We heard from two panels that Medco Health is the company that is most on top of the shift in the U.S. health care system to a more incentive-driven and value-based model.

“Medco has the potential to change the paradigm for diagnostics. They are working on pairing diagnostics with generics to prove they are better than new drugs.” (Saladax CEO Sal Salamone). As one recent article on Medco’s MDx initiative put it, “With Medco Around for Dx Shops Developing PGx Tests Independently, Who Needs Pharma?”

  • Jamie Heywood, Founder-Chairman of said jokingly that “Medco is starting to look like it could buy Merck.” This is not quite true – Medco (NYSE: MHS) at a $26 billion market cap is still much smaller than Merck (NYSE: MRK) at $108 billion. But since Merck spun out Medco back in 2003, Medco is up five-fold and Merck’s value is down.

Creative financing for mainstream biotech

The VC funding panel featured several successful examples of the high-risk, high-reward approach needed to pursue innovation in biotech.

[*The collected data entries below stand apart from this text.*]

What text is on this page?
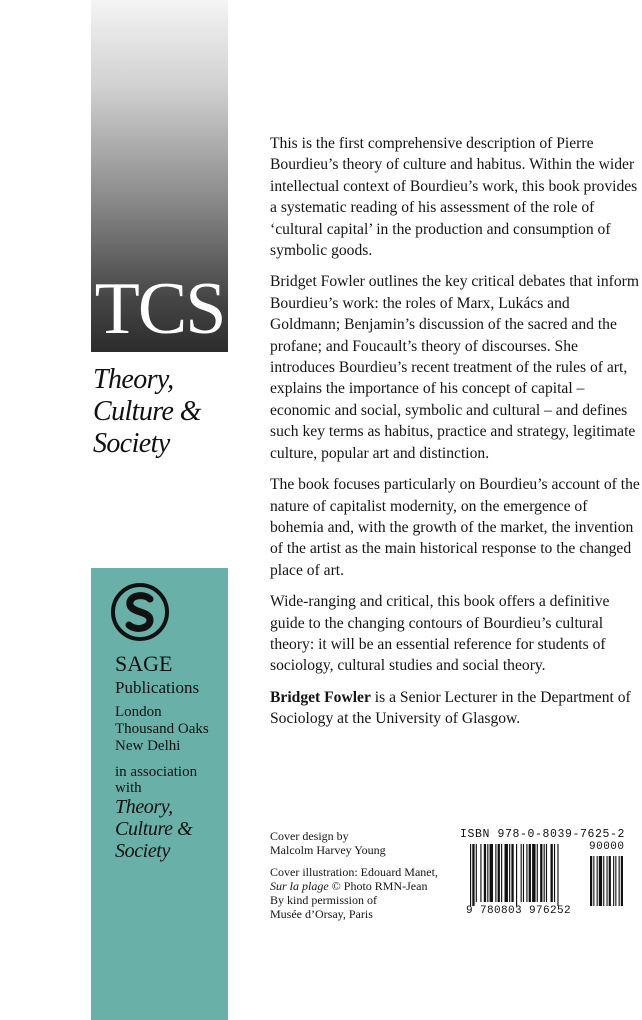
TCS
Theory,
Culture &
Society
SAGE
Publications
London
Thousand Oaks
New Delhi
in association
with
Theory,
Culture &
Society

This is the first comprehensive description of Pierre Bourdieu’s theory of culture and habitus. Within the wider intellectual context of Bourdieu’s work, this book provides a systematic reading of his assessment of the role of ‘cultural capital’ in the production and consumption of symbolic goods.

Bridget Fowler outlines the key critical debates that inform Bourdieu’s work: the roles of Marx, Lukács and Goldmann; Benjamin’s discussion of the sacred and the profane; and Foucault’s theory of discourses. She introduces Bourdieu’s recent treatment of the rules of art, explains the importance of his concept of capital – economic and social, symbolic and cultural – and defines such key terms as habitus, practice and strategy, legitimate culture, popular art and distinction.

The book focuses particularly on Bourdieu’s account of the nature of capitalist modernity, on the emergence of bohemia and, with the growth of the market, the invention of the artist as the main historical response to the changed place of art.

Wide-ranging and critical, this book offers a definitive guide to the changing contours of Bourdieu’s cultural theory: it will be an essential reference for students of sociology, cultural studies and social theory.

Bridget Fowler is a Senior Lecturer in the Department of Sociology at the University of Glasgow.

Cover design by
Malcolm Harvey Young

Cover illustration: Edouard Manet,
Sur la plage © Photo RMN-Jean
By kind permission of
Musée d’Orsay, Paris

ISBN 978-0-8039-7625-2
9 780803 976252
90000
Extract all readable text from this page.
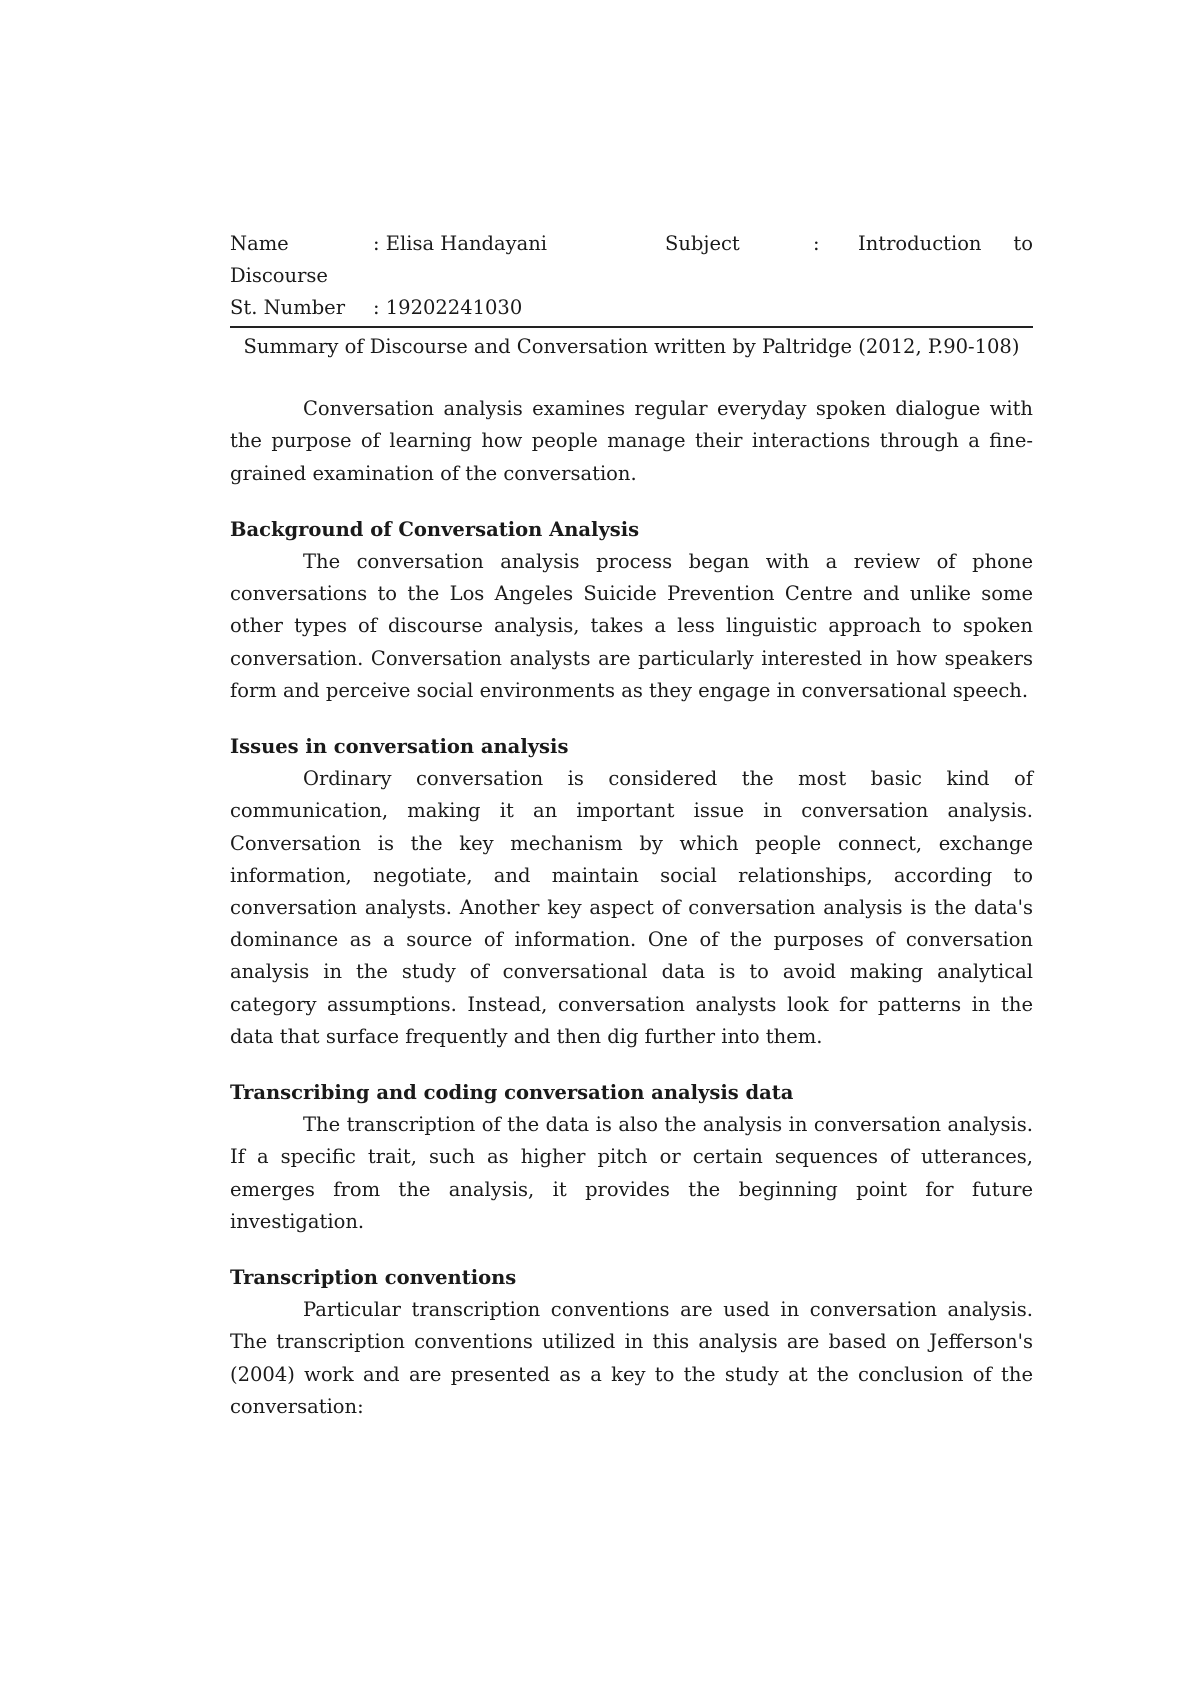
Name	: Elisa Handayani	Subject	: Introduction to
Discourse
St. Number : 19202241030
Summary of Discourse and Conversation written by Paltridge (2012, P.90-108)

Conversation analysis examines regular everyday spoken dialogue with the purpose of learning how people manage their interactions through a fine-grained examination of the conversation.

Background of Conversation Analysis

The conversation analysis process began with a review of phone conversations to the Los Angeles Suicide Prevention Centre and unlike some other types of discourse analysis, takes a less linguistic approach to spoken conversation. Conversation analysts are particularly interested in how speakers form and perceive social environments as they engage in conversational speech.

Issues in conversation analysis

Ordinary conversation is considered the most basic kind of communication, making it an important issue in conversation analysis. Conversation is the key mechanism by which people connect, exchange information, negotiate, and maintain social relationships, according to conversation analysts. Another key aspect of conversation analysis is the data's dominance as a source of information. One of the purposes of conversation analysis in the study of conversational data is to avoid making analytical category assumptions. Instead, conversation analysts look for patterns in the data that surface frequently and then dig further into them.

Transcribing and coding conversation analysis data

The transcription of the data is also the analysis in conversation analysis. If a specific trait, such as higher pitch or certain sequences of utterances, emerges from the analysis, it provides the beginning point for future investigation.

Transcription conventions

Particular transcription conventions are used in conversation analysis. The transcription conventions utilized in this analysis are based on Jefferson's (2004) work and are presented as a key to the study at the conclusion of the conversation:
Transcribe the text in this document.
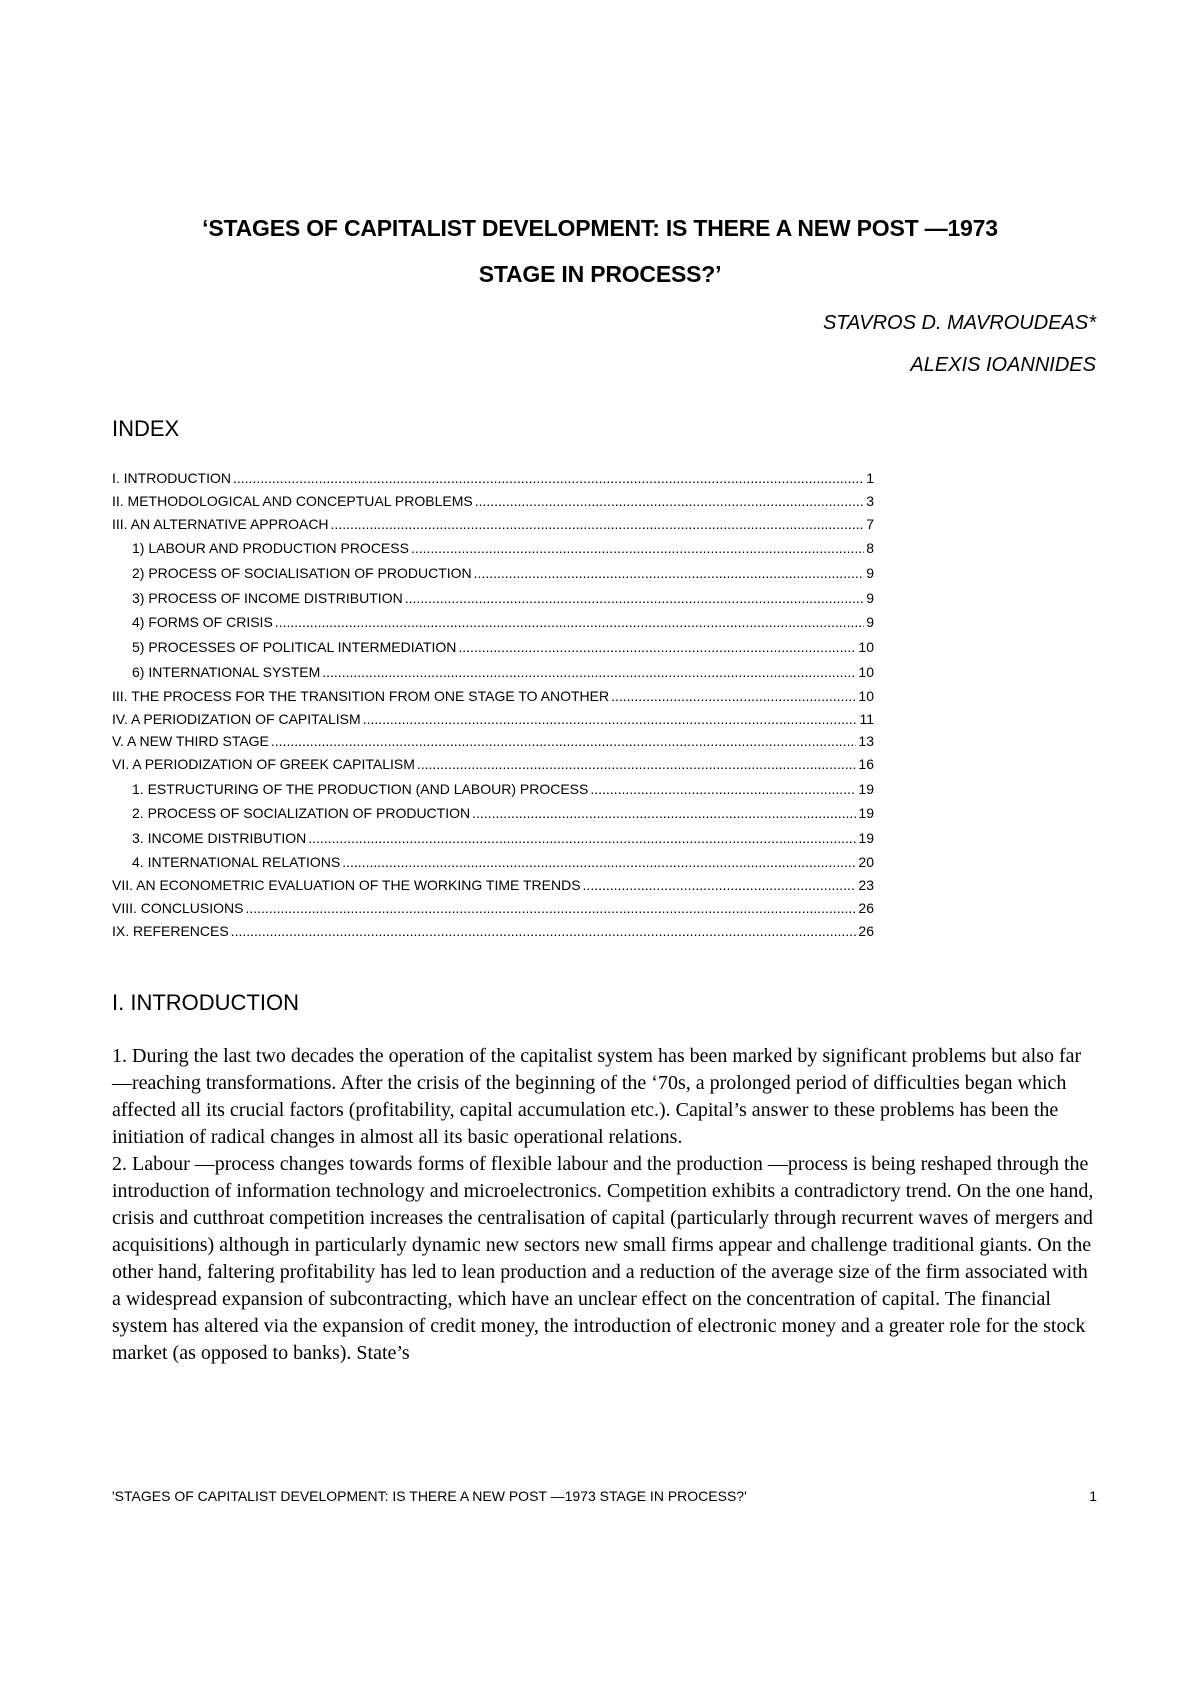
‘STAGES OF CAPITALIST DEVELOPMENT: IS THERE A NEW POST —1973
STAGE IN PROCESS?’

STAVROS D. MAVROUDEAS*

ALEXIS IOANNIDES

INDEX
I. INTRODUCTION .....	1
II. METHODOLOGICAL AND CONCEPTUAL PROBLEMS .....	3
III. AN ALTERNATIVE APPROACH .....	7
1) LABOUR AND PRODUCTION PROCESS .....	8
2) PROCESS OF SOCIALISATION OF PRODUCTION .....	9
3) PROCESS OF INCOME DISTRIBUTION .....	9
4) FORMS OF CRISIS .....	9
5) PROCESSES OF POLITICAL INTERMEDIATION .....	10
6) INTERNATIONAL SYSTEM .....	10
III. THE PROCESS FOR THE TRANSITION FROM ONE STAGE TO ANOTHER .....	10
IV. A PERIODIZATION OF CAPITALISM .....	11
V. A NEW THIRD STAGE .....	13
VI. A PERIODIZATION OF GREEK CAPITALISM .....	16
1. ESTRUCTURING OF THE PRODUCTION (AND LABOUR) PROCESS .....	19
2. PROCESS OF SOCIALIZATION OF PRODUCTION .....	19
3. INCOME DISTRIBUTION .....	19
4. INTERNATIONAL RELATIONS .....	20
VII. AN ECONOMETRIC EVALUATION OF THE WORKING TIME TRENDS .....	23
VIII. CONCLUSIONS .....	26
IX. REFERENCES .....	26
I. INTRODUCTION

1. During the last two decades the operation of the capitalist system has been marked by significant problems but also far —reaching transformations. After the crisis of the beginning of the ‘70s, a prolonged period of difficulties began which affected all its crucial factors (profitability, capital accumulation etc.). Capital’s answer to these problems has been the initiation of radical changes in almost all its basic operational relations.

2. Labour —process changes towards forms of flexible labour and the production —process is being reshaped through the introduction of information technology and microelectronics. Competition exhibits a contradictory trend. On the one hand, crisis and cutthroat competition increases the centralisation of capital (particularly through recurrent waves of mergers and acquisitions) although in particularly dynamic new sectors new small firms appear and challenge traditional giants. On the other hand, faltering profitability has led to lean production and a reduction of the average size of the firm associated with a widespread expansion of subcontracting, which have an unclear effect on the concentration of capital. The financial system has altered via the expansion of credit money, the introduction of electronic money and a greater role for the stock market (as opposed to banks). State’s

'STAGES OF CAPITALIST DEVELOPMENT: IS THERE A NEW POST —1973 STAGE IN PROCESS?'	1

  • Very encouraging: The VCs that are still investing in biotech “are more interested in in funding innovation today than at any time in the last 15 years,” said VC Bryan Roberts of Venrock. But, he continued, this is because “they are so scared by regulatory & commercial risks and [they fund earlier-stage projects because they] think they can get out before [they face those other risks].”
  • Pick your poison: “If you are not getting financial dilution (via VC) or IP dilution (via partnerships) then you have to have ‘bandwidth dilution’ through government funding,” said Oncomed CEO Paul Hastings
  • Find a contrarian: Hastings said that it takes a true contrarian within Big Pharma to push a deal with an innovative biotech. Hastings cited Moncef Slaoui, chairman of R&D at GlaxoSmithKline – who backed GSK’s 2008 acquisition of Sirtris – as one example. Roberts agreed: “Great decisions don’t get made by groups.” This was certainly true when Roberts and Jim Neidel helped CEO Howard Robin sell our Sirna Therapeutics for $1.1 billion to Peter Kim at Merck in 2006. (Sirna’s turnaround PIPE was a deal I did as a VC with TVM Capital in 2003.)
  • Power raiser: Oncomed (which is developing drugs targeting what it calls “tumor-initiating cells” aka cancer stem cells) has raised a lot more money than I had realized: $229M in equity including its investment from GSK & a further $100M from partnerships including GSK and Bayer Schering. Hastings said that Bayer Schering had struck the right attitude by
    • Showing up on a Saturday morning for a kickoff meeting; and
    • By the Bayer Schering team leader telling his 20-person team (visiting the 3-person Oncomed team) “We are here to learn from them and not the other way around.”